Nous vivons désormais avec elle dans une de ces résidences en arrière de chez Yvonne Auguste. Les deux proches voisines, ma mère et Madame Avenan, mère de Jean et d’Antoine, s’entendent à merveille. En l’absence de maman qui est partie faire des emplettes au marché, Séréel – le cuisinier à ciel ouvert, qui parle comme une commère – , ayant exercé de la pression sur nous, tout-petits, s’est emparé de force de la grande chaudière en aluminium dont maman a grand besoin pour faire sa gargote de bouillon. À son retour, elle pique une de ces crises qui alerte tout le monde au marché. Séréel se fait sermonner, et la chaudière est revenue presque toute seule à la maison.

 

Le vent redouble de puissance, et déjà on parle de la mer qui se déchaîne, de l’embouchure-Grand-Anse à proximité de Versailles, jusqu’à La Pointe dans le voisinage de la Loge; de grosses vagues délogent les riverains du Bord-de-Mer, en frappant fort sur les vestiges de “Le Croyant“, ce bateau qui échoua sous Salomon, quand le phare, d’ordinaire en permanence sur le wharf, fut déplacé vers le clocher de Sainte-Hélène. “À toutes fins utiles“, nous dit Placide David.
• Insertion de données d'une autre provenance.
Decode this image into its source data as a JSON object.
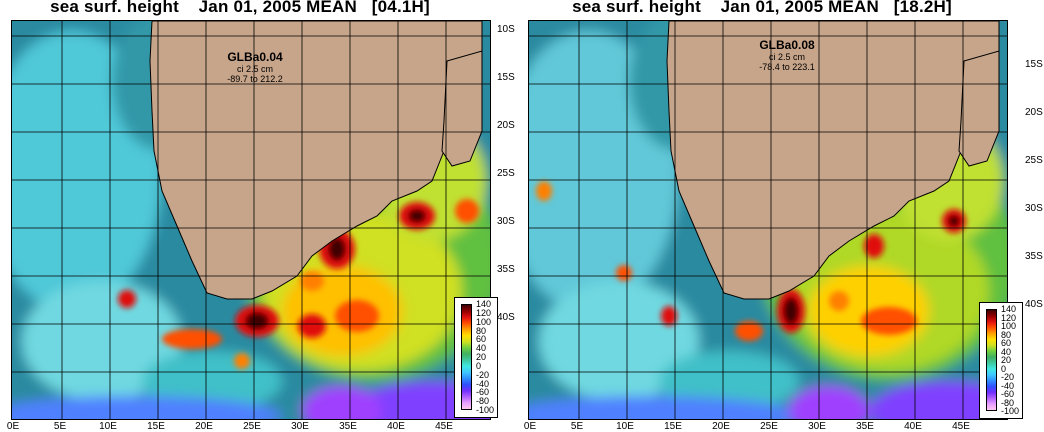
{
  "colors": {
    "land": "#c7a58a",
    "coast": "#000000",
    "grid": "#000000",
    "deep_cyan": "#2b8aa0",
    "colorbar": [
      "#ffc8f0",
      "#e7a0ff",
      "#b060ff",
      "#7030ff",
      "#3050ff",
      "#3090ff",
      "#40c8ff",
      "#40e8e0",
      "#40c8a0",
      "#40b060",
      "#70d040",
      "#d0e020",
      "#ffe000",
      "#ffa000",
      "#ff5000",
      "#e01010",
      "#900000",
      "#400000"
    ]
  },
  "panels": [
    {
      "title": "sea surf. height    Jan 01, 2005 MEAN   [04.1H]",
      "model": "GLBa0.04",
      "ci": "ci 2.5 cm",
      "range": "-89.7 to 212.2",
      "lat_ticks": [
        "10S",
        "15S",
        "20S",
        "25S",
        "30S",
        "35S",
        "40S"
      ],
      "lon_ticks": [
        "0E",
        "5E",
        "10E",
        "15E",
        "20E",
        "25E",
        "30E",
        "35E",
        "40E",
        "45E"
      ],
      "colorbar_ticks": [
        "140",
        "120",
        "100",
        "80",
        "60",
        "40",
        "20",
        "0",
        "-20",
        "-40",
        "-60",
        "-80",
        "-100"
      ]
    },
    {
      "title": "sea surf. height    Jan 01, 2005 MEAN   [18.2H]",
      "model": "GLBa0.08",
      "ci": "ci 2.5 cm",
      "range": "-78.4 to 223.1",
      "lat_ticks": [
        "15S",
        "20S",
        "25S",
        "30S",
        "35S",
        "40S"
      ],
      "lon_ticks": [
        "0E",
        "5E",
        "10E",
        "15E",
        "20E",
        "25E",
        "30E",
        "35E",
        "40E",
        "45E"
      ],
      "colorbar_ticks": [
        "140",
        "120",
        "100",
        "80",
        "60",
        "40",
        "20",
        "0",
        "-20",
        "-40",
        "-60",
        "-80",
        "-100"
      ]
    }
  ]
}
“Ces rafales de vent qui emportent tout à leur passage, Jérémie ne les avait connues qu´en 1935“, nous conte Tante Iphosia qui est passée nous voir à la rue Mgr. Beaugé. De chez nous étant, je pouvais lorgner, jusqu’au fond vers le Sud, la maison de Fritz Allen, proche des Chevallier, de Boss Anthénor, d´Elda Pierre, de la librairie Honoré et de chez Georges Clérié, converti plus tard en Titi. De l’autre côté, au Nord de la rue Mgr. Beaugé, mon regard et ma narine, après avoir salué l´étal à “fritailles“ de Clermosante, et balayé toute cette zone en amont du “Gros-lycée“, finissaient leur course chez Yèyèl où de gros Matous de la Place allaient danser le “foubibouk“, la nuit, quand tous les chats sont gris. Neuf mois plus tard, la ville sera peuplée de petits bâtards qui se prennent aujourd’hui pour des Mulâtres.

 

Hazel déploie davantage ses ailes. Ses avortons aussi, qui sont des hourvaris et des suettes. Le grenier de chez ma marraine, Madame Titi, prenant la poudre d’escampette, vient chercher asile jusque dans la cour de cette résidence où habite encore Madame Avenan, la bonne amie à ma mère.

 

Dans cette rangée de maisons bordant au Sud le Carré-Marché, il y avait, côte à côte, les résidences de Pierre Lataillade dit Sonsite – le tapeur des têtes chauves -, celles de Tante Iphosia, de Madame Georges Colas, d´Anotte la quincaillère, de Clarifond Sémexant- le boucher de la ville, qui fut le beau-père de Maurice Léonce -, et à l’extrême pointe, vers Ti-Amélie, la boutique-résidence de Georges Clérié. De l’autre côté du Carré-Marché, au Nord, se coinçaient d’un bout à l’autre le Soleil-Levant d´Antoine Jean, puis la maison de Zette Vincent, formant un “carré-parfait“ avec celles de Madame Navial, de Pierre Sansaricq et de Gès Perrault au “carrefour-prison“. Inoubliable “carré-parfait“ au Carré-Marchéǃ …

 

Pour comble de sacrilège, Hazel vient de priver l’église Saint-Louis de son bonnet. Quant à la Dame-Marie, elle est anéantie à plate couture ; ville- vierge violée au grand jour sur le lit de sa propre “mer“ Laye.

Bienheureux Milo Jérôme qui ouvrit largement sa porte aux sinistrés que nous fûmes; un humaniste, je m´en souviens, comme jamais Jérémie n’en a eus. N´en déplaise à Nono Lavaud, fils chéri de Madan-Zouzoute à Nan-Goudron, qui fut un Mécène compréhensif.